Marc Chagall, Le Rabbin en noir et blanc ou Juif en prière, 1923, huile sur toile, 116,8 x 89,4 cm. Chicago, The Art Institute Chicago (Etats-Unis), Joseph Winterbotham Collection. Photo : © Scala Archives, Florence © Adagp, Paris, 2024

En 1964, un groupe d’employés de l’ONU commande à Chagall un vitrail sur le thème de la paix (ill. p. 62-63) en hommage à Dag Hammarskjöld, Secrétaire général de 1953 à 1961, mort en mission dans un accident d’avion. Pour cette œuvre destinée à une institution politique, l’artiste choisit d’illustrer la prophétie d’Isaïe, une « légende prophétique de la Paix », à la fois « poétique et d’une importance mondiale » selon les mots du peintre. Reprenant la composition circulaire de son eau-forte pour Bible en 1956 sur le même thème, il imagine autour d’un couple central des animaux, des saltimbanques et des figures bibliques tournoyant dans un mouvement d’allégresse saluant l’avènement de la paix universelle.

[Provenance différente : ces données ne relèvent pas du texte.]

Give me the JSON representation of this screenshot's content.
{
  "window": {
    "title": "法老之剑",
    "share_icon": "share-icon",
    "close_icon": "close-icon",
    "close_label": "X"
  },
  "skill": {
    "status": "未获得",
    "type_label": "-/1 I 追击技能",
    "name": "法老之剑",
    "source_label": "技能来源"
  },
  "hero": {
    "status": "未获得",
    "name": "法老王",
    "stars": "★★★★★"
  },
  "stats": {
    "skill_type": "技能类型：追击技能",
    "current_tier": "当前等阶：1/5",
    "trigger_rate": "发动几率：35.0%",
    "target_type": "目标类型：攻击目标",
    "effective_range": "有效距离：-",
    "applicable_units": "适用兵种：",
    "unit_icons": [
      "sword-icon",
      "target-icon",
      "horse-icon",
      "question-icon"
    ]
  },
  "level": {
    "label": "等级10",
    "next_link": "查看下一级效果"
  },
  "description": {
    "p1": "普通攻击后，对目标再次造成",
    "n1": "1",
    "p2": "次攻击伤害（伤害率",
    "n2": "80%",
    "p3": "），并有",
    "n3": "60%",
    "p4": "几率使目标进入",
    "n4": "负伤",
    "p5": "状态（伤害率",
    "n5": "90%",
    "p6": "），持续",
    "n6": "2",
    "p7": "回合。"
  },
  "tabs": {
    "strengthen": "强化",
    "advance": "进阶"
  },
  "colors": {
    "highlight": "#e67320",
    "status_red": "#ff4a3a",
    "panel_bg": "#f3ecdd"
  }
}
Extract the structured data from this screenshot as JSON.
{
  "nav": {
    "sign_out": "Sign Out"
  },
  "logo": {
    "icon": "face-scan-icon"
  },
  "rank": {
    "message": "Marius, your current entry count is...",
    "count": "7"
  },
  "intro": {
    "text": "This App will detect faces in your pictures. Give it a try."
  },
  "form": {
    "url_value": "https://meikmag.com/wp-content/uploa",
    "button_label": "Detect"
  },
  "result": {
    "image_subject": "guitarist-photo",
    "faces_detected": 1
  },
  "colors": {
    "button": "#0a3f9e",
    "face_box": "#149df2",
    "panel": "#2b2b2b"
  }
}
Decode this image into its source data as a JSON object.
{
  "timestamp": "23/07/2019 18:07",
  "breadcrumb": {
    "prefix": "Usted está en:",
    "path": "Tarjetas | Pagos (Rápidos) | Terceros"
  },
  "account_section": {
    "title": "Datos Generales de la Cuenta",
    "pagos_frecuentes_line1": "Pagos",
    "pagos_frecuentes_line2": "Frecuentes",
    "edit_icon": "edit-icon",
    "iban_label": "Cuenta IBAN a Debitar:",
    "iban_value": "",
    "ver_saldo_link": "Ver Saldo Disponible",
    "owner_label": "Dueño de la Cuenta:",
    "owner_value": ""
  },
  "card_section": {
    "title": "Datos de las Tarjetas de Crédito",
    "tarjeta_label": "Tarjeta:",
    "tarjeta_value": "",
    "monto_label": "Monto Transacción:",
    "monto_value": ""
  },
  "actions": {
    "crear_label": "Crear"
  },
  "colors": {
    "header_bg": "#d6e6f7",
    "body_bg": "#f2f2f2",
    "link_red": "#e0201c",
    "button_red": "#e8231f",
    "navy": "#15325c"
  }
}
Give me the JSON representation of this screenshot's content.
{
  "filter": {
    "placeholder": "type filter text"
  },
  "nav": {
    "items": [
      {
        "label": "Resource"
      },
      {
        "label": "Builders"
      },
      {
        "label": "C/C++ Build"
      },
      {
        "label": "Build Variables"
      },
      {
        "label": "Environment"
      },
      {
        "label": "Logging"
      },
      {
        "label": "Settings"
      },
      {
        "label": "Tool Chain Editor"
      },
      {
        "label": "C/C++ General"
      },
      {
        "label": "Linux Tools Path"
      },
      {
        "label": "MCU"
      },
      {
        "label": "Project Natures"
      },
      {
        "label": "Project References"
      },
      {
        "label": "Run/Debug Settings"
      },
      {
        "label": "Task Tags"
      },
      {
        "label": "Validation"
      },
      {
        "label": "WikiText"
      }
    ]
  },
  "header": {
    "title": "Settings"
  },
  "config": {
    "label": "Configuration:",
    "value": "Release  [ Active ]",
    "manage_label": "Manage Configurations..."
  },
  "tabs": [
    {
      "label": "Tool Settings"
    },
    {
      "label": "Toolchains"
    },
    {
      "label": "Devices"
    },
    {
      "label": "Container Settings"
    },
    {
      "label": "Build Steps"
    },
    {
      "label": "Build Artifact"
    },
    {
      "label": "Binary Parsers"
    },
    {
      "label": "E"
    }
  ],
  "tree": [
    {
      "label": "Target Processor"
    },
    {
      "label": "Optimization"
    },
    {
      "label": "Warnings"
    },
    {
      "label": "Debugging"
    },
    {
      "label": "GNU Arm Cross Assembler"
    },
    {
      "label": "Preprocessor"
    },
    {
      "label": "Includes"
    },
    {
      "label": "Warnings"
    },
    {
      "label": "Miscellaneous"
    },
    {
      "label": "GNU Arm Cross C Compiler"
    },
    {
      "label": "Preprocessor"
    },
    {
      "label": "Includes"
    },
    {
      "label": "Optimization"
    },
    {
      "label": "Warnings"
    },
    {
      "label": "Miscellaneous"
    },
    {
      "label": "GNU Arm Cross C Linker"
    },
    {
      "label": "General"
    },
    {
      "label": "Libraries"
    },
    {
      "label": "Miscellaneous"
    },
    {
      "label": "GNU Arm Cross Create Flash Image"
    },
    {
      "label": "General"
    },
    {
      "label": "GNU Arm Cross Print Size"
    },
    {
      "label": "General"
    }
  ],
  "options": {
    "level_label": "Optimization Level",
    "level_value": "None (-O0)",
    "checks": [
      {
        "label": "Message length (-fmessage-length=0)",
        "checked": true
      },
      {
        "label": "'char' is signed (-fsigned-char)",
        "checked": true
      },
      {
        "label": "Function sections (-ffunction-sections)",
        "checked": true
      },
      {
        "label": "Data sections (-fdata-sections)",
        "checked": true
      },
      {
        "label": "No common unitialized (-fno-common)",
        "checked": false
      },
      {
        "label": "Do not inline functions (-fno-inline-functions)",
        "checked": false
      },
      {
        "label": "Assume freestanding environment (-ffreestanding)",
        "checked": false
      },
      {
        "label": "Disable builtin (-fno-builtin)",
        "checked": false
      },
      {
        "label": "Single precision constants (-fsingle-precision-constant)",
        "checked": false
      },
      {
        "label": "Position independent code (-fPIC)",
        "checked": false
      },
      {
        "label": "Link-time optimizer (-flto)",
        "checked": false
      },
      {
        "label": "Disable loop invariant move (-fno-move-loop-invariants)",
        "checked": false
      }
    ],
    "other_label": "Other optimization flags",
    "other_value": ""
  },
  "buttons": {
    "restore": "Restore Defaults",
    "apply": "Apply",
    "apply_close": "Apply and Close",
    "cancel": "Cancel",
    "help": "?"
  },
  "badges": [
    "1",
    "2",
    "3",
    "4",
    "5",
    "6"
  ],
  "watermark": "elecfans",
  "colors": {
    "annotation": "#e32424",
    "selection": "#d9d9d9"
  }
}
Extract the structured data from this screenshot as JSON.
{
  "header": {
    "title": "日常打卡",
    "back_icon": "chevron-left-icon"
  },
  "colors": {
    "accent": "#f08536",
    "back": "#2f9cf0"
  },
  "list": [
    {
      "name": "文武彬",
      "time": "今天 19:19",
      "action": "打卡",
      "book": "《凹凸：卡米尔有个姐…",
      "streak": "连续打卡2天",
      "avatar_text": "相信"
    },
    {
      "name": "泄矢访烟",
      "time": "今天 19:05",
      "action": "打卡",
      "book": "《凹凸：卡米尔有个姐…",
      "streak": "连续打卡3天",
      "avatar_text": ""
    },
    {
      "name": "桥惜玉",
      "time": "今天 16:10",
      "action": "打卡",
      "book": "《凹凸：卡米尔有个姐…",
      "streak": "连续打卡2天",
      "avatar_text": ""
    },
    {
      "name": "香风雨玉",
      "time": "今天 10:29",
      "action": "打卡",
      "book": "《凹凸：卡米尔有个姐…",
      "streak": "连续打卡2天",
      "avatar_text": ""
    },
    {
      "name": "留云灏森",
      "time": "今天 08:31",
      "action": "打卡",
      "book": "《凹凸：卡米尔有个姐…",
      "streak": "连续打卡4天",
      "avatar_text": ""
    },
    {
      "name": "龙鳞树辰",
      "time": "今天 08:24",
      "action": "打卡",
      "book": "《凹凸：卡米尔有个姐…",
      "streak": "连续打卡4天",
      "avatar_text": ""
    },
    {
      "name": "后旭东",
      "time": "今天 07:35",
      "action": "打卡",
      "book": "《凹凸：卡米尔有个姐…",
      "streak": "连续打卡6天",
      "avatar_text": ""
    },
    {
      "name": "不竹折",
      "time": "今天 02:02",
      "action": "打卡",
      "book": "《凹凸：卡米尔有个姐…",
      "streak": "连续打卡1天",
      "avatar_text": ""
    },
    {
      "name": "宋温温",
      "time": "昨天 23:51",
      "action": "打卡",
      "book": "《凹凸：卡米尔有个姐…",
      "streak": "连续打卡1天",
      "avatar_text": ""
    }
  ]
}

Ich bin Jude, vers 1940-1950, encre bleue sur page de carnet, 15 x 8,8 cm, Collection particulière. Photo : © Archives Marc et Ida Chagall, Paris © Adagp, Paris, 2024

Marc Chagall, Ich bin Jude, vers 1940-1950, encre bleue sur page de carnet, 15 x 8,8 cm, Collection particulière. Photo : © Archives Marc et Ida Chagall, Paris © Adagp, Paris, 2024

Quelques années plus tard, en 1976, l’artiste reprend ce thème pour son plus grand vitrail, La Paix ou L’Arbre de vie, à la chapelle des Cordeliers à Sarrebourg (ill. p. 56, 57, 60, 64). Il conçoit un immense arbre de vie central, éclatant de couleurs et accueillant le couple originel Adam et Ève autour duquel sont figurées des scènes de l’Ancien et du Nouveau Testament, notamment la Crucifixion et la vision d’Isaïe. Chagall reprend des symboles de la paix pour les vitraux latéraux et la tribune : buissons, rameaux de feuillage, colombes et anges. En 1973, il accepte — non sans réticence — la commande des vitraux de l’église Saint-Étienne à Mayence, en Allemagne, qui sont inaugurés en 1978. Malgré le refus de Chagall de se rendre et d’exposer en Allemagne après la Shoah, de nombreuses expositions et acquisitions sont organisées en son honneur dans un pays en quête de rédemption. La réalisation des vitraux de Mayence manifeste ainsi la résilience d’un pacifisme engagé de l’artiste.

Le Cheval roux, 1967, huile sur toile de lin, 121 x 213,7 cm. Nice, musée national Marc Chagall, dépôt du Centre Pompidou, musée national d’Art moderne / Centre de création industrielle, Paris, dation (1988). Photo : © GrandPalaisRmn / Gérard Blot © Adagp, Paris, 2024

Marc Chagall, Le Cheval roux, 1967, huile sur toile de lin, 121 x 213,7 cm. Nice, musée national Marc Chagall, dépôt du Centre Pompidou, musée national d’Art moderne / Centre de création industrielle, Paris, dation (1988).. Photo : © GrandPalaisRmn / Gérard Blot © Adagp, Paris, 2024

Un héritage artistique porteur d’espoir

Chagall laisse derrière lui un héritage artistique toujours actuel qui rappelle l’importance de l’espoir dans l’humanité. Ses messages prônant un monde exempt de conflit font de lui un humaniste engagé. De 1956 à 1966, il travaille sur son projet biblique le plus ambitieux : le Message biblique, empreint de spiritualité et d’harmonie. Dans L’Arche de Noé, à la fin du déluge, une colombe, symbole de paix, apparaît comme signe de réconciliation entre l’humanité et la nature. Tandis que les cinq œuvres constituant le Cantique des Cantiques célèbrent ce chant d’amour universel. « J’ai voulu les laisser [les tableaux du Message biblique] dans cette maison pour que les hommes essaient d’y trouver une certaine paix, une certaine spiritualité, une religiosité, un sens de la vie. » Le Musée national Marc Chagall, ouvert en 1973 à Nice, paraît ainsi incarner son plus beau manifeste en faveur de la paix.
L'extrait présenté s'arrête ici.